SUD SUDAN: LA SITUAZIONE SEMPRE PIÙ DRAMMATICA

SUD SUDAN: LA SITUAZIONE SEMPRE PIÙ DRAMMATICA


Il Sud Sudan, la nazione più giovane dell’Africa, staccatasi dal Sudan nel 2011 e accolta senza l’interferenza delle comunità internazionali, è diventato in pochi anni terra di desolazione, violenza e morte.
Il conflitto iniziato due anni fa tra il vice presidente Riek Machar accusato dal Presidente Salva Kiir di avere tentato un colpo di stato, è diventato uno scontro all’ultimo sangue e “ha raggiunto delle proporzioni mai vista prima”, come ha dichiarato un funzionario americano al New York Times.
C’è stato un tentativo di accordo di pace e cessato il fuoco sottoscritto ad agosto 2015, ma il previsto governo di transizione non è ancora stato costituito e neppure la Corte incaricata di perseguire i crimini commessi durante il conflitto.
Il rapporto presentato dall’Alto commissariato dell’ONU l’11 marzo descrive innumerevoli violazioni dei diritti umani e deliberati attacchi contro i civili.
I casi di abuso sono compiuti sia dalle forze governative, e dai gruppi alleati, sia dai cosiddetti ribelli. Secondo l’ONU, si contano almeno 50mila morti, ma volontari e funzionari presenti in Sud Sudan affermano che si potrebbe benissimo parlare di 300mila vittime, ossia la stessa cifra registrata in 5 anni di guerra in Siria.

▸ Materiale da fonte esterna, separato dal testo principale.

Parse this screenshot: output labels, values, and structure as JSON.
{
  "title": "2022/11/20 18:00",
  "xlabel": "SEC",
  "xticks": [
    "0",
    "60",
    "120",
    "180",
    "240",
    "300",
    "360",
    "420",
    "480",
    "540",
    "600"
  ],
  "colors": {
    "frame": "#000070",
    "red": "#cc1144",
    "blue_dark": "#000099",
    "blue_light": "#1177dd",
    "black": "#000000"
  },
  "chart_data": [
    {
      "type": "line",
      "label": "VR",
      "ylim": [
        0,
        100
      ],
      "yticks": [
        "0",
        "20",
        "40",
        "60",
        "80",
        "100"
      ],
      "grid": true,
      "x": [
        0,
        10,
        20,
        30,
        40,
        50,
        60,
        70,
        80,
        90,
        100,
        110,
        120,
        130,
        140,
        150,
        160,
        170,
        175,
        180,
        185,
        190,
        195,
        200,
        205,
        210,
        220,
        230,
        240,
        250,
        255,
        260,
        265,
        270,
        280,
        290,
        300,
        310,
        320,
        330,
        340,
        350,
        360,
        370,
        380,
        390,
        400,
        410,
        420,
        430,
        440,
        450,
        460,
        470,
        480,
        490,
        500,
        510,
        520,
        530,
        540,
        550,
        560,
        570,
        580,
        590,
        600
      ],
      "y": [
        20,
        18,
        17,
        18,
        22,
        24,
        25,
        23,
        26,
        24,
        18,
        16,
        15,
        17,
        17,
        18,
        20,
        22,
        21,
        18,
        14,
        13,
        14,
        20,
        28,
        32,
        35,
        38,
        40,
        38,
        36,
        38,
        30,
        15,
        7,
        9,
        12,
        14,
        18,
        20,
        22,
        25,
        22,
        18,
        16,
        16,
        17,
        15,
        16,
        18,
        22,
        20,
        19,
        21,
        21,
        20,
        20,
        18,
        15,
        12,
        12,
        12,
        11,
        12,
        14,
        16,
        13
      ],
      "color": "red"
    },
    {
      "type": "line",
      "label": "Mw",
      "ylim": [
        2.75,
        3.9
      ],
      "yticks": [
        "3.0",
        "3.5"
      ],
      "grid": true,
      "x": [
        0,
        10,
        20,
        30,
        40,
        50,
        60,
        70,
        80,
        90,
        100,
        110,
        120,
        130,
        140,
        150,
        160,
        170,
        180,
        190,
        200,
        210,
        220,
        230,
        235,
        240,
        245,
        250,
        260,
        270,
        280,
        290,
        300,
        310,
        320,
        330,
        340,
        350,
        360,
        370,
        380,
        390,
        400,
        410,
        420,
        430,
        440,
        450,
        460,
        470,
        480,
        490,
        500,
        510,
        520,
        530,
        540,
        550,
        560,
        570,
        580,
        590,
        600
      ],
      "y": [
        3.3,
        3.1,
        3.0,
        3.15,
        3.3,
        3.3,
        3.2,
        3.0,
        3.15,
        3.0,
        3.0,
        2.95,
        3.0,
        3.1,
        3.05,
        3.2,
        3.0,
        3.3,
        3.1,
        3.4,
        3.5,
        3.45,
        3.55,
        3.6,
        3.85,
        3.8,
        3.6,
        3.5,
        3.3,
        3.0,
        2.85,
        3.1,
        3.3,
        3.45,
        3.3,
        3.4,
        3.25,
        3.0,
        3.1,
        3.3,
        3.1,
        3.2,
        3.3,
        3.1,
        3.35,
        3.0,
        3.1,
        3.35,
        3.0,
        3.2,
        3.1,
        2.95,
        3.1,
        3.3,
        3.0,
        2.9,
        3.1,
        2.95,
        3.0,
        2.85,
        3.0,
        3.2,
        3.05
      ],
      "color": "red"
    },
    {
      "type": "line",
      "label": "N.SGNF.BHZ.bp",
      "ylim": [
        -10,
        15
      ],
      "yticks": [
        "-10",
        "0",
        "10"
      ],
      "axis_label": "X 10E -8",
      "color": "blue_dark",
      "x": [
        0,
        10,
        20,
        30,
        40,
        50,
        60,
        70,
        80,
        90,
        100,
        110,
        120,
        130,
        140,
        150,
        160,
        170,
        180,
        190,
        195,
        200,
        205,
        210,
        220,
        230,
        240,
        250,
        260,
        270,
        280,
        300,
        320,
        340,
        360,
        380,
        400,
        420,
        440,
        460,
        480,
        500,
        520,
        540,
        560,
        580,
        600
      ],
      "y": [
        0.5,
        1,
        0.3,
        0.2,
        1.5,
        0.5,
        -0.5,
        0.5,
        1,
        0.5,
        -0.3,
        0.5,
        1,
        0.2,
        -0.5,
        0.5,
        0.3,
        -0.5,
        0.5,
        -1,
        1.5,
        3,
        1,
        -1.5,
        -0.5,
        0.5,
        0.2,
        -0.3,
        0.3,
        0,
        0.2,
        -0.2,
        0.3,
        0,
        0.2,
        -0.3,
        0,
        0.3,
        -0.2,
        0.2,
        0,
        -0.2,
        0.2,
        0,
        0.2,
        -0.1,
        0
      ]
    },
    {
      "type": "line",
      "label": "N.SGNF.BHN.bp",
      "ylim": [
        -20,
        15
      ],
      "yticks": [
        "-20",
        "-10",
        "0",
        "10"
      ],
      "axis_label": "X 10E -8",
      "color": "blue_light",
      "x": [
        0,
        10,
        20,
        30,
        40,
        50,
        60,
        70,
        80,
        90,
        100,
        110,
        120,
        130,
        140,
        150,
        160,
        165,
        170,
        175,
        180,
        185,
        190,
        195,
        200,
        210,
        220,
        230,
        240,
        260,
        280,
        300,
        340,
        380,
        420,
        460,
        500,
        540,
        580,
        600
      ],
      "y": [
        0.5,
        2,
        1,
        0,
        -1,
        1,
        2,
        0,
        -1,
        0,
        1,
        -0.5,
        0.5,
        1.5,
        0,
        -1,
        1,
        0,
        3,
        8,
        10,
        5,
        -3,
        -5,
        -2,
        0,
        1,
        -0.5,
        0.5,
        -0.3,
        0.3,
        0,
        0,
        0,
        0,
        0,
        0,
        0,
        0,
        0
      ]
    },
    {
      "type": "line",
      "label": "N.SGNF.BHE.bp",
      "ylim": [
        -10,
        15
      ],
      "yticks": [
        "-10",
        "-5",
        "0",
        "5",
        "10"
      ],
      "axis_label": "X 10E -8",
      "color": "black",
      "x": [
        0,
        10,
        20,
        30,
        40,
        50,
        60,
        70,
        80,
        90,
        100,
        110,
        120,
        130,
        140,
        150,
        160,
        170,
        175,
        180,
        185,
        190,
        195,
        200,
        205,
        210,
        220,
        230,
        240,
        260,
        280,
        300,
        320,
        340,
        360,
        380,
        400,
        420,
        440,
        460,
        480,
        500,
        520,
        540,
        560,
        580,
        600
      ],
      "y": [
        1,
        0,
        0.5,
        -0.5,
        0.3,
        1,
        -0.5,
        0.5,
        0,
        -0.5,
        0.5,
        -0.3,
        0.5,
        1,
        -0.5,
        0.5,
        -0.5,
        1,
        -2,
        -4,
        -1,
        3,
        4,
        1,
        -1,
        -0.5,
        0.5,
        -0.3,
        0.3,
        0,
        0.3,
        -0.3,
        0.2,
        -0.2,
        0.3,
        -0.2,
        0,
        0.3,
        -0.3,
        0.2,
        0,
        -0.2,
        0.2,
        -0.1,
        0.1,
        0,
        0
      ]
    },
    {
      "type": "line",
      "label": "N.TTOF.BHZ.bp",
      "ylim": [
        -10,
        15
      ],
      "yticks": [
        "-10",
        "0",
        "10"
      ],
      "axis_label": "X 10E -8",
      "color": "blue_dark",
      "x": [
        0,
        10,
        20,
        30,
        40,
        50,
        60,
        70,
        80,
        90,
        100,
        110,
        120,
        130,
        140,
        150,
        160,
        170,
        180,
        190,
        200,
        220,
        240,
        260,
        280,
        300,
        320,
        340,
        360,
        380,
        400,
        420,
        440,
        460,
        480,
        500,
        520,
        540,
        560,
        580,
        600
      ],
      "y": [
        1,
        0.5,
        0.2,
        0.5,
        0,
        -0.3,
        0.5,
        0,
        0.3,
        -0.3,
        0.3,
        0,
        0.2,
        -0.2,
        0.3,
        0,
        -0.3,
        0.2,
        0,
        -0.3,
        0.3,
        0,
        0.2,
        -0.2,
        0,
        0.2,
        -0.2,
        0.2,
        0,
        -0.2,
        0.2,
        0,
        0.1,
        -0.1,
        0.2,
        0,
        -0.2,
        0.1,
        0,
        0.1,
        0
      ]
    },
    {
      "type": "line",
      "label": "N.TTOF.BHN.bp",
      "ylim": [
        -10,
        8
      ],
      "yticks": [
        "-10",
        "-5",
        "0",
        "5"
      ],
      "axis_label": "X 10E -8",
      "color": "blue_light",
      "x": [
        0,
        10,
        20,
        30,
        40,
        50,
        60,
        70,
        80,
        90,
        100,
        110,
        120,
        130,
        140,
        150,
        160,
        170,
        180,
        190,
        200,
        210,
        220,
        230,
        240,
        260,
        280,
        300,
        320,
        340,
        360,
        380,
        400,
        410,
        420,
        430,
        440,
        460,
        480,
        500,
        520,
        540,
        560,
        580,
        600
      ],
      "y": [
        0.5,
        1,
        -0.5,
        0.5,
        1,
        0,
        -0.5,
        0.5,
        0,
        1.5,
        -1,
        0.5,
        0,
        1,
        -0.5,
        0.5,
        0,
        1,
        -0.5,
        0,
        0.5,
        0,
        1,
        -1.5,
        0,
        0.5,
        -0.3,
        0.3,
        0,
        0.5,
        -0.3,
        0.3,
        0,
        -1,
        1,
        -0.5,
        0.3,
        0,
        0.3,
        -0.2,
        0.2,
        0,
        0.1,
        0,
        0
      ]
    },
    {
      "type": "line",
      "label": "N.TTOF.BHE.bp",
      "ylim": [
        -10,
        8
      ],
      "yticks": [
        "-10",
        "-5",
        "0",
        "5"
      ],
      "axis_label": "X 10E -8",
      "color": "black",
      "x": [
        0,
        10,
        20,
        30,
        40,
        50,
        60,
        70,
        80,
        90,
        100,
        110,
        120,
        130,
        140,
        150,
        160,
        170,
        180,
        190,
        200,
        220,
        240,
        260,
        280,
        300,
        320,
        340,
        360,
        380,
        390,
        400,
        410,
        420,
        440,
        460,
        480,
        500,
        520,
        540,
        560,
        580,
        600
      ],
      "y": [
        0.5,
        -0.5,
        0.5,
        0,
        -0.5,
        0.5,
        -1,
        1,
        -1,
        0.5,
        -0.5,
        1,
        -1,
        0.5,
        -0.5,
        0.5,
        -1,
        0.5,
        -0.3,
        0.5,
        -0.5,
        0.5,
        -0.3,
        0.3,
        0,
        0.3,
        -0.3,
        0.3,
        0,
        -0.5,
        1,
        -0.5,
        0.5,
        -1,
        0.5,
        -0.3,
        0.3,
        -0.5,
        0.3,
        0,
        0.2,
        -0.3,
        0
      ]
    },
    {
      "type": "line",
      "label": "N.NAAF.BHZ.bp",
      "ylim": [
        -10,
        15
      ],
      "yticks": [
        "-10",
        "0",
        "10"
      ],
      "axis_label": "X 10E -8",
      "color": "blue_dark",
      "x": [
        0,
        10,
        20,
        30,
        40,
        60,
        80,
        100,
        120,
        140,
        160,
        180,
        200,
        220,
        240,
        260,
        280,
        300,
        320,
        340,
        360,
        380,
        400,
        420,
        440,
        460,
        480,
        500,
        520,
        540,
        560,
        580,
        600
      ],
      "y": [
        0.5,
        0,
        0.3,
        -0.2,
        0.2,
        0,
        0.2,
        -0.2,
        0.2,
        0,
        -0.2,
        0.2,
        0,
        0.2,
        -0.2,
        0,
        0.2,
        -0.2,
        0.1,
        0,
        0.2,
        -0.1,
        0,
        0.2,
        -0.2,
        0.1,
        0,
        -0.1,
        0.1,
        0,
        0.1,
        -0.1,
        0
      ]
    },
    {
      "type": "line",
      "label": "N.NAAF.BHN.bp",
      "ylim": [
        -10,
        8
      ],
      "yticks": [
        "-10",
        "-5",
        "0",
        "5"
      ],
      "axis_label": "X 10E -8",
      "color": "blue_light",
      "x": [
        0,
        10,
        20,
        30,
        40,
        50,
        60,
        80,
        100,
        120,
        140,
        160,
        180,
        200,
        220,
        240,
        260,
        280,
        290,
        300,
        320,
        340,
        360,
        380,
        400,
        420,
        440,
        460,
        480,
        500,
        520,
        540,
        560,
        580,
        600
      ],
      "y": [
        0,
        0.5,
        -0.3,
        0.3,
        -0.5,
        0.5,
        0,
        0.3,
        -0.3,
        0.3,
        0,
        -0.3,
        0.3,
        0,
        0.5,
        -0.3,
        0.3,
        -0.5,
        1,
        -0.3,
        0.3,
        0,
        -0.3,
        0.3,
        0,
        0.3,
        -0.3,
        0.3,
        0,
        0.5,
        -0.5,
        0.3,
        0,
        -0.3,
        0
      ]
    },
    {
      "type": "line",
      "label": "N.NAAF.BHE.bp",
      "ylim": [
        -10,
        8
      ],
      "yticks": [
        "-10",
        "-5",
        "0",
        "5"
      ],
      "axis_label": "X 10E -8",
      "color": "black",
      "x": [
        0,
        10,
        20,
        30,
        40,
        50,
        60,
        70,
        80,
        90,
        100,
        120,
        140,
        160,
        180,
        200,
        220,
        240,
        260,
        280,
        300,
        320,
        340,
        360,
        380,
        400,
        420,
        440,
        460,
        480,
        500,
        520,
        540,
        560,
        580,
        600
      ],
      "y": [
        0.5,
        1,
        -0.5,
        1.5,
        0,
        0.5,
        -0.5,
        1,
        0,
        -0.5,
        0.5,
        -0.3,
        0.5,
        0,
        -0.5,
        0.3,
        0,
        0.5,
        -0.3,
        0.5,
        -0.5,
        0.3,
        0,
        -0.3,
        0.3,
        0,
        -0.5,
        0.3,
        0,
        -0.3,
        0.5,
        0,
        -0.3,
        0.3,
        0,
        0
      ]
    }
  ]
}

Il rapporto parla di uccisioni di massa, violenze, massacri e torture di ogni tipo, cui si aggiunge il reclutamento di soldati bambini. In solo 5 mesi, da aprile a settembre 2015, sono stati segnalati almeno 1300 casi di stupro in solo uno dei dieci stati sud sudanesi. Le violenze sessuali sono compiute da milizie affiliate all’esercito con il benestare del governo che vuole così ripagare i combattenti. Lo stupro diventa un’arma da guerra per terrorizzare e non risparmia nemmeno i bambini: sono almeno 702 quelli colpiti dalle conseguenze delle violenze sessuali, alcuni hanno solo 9 anni.
Le testimonianze sono tutte molto raccapriccianti, come la notizia, di pochi giorni fa, del soffocamento di più di 60 uomini e bambini chiusi in un container dalle forze governative e lasciati morire.
A questi dati si aggiungono i numerosi rifugiati che raggiungono la Repubblica Democratica del Congo, l’Uganda e persino l’instabile Centro Africa, dove circa 7000 civili vivono in condizioni molto precarie in un’area peraltro difficilmente raggiungibile dagli aiuti internazionali.
Si parla di più di due milioni di persone costrette a lasciare le loro case, di più di sei milioni che necessita di aiuti alimentari e di almeno 15000 soldati-bambini.
Le immagini satellitarie, fornite tra 2014 e il 2015, mostrano distruzioni sistematiche di città e villaggi, con campi coltivati bruciati e animali uccisi, un modo per cacciare i civili.
Le voce di proteste sono silenziose. Nel 2015, almeno 7 giornalisti sono stati uccisi e gli attivisti o difensori dei diritti civili sono costantemente minacciati o imprigionati.
Lo scontro tra Kiir e Machar non è etnico, anche se i due contendenti appartengono a due gruppi etnici diversi, ma è un gioco di forza per prendere, e soprattutto mantenere, il potere in un paese africano con grandi possibilità economiche.
La mossa di dicembre del presidente Kiir di sostituire i 10 stati del Sud Sudan con 28, i cui governatori, tutti leali a Kiir, erano già stati nominati, è una chiara dimostrazione della sua volontà di mantenere il potere. È infatti sulla base dei 10 stati, previsti dalla Costituzione, che è stato raggiunto l’accordo di agosto 2015 per la divisione dei poteri tre le due parti belligeranti.
Dal novembre 2014, era inoltre in discussione l’entrata del Sud Sudan nella Comunità dell’Africa dell’Est (EAC) – assieme a Burundi, Kenia, Uganda, Ruanda e Tanzania – entrata che permetterà al paese di creare le infrastrutture necessarie ad ottimizzare lo sfruttamento del greggio costituente attualmente il 90% delle entrate.
Pare che nessuno sbocco diplomatico possa mettere la parola fine al conflitto e forse, solo se i due leader verranno messi da parte, si potrà raggiungere almeno un accordo di pace.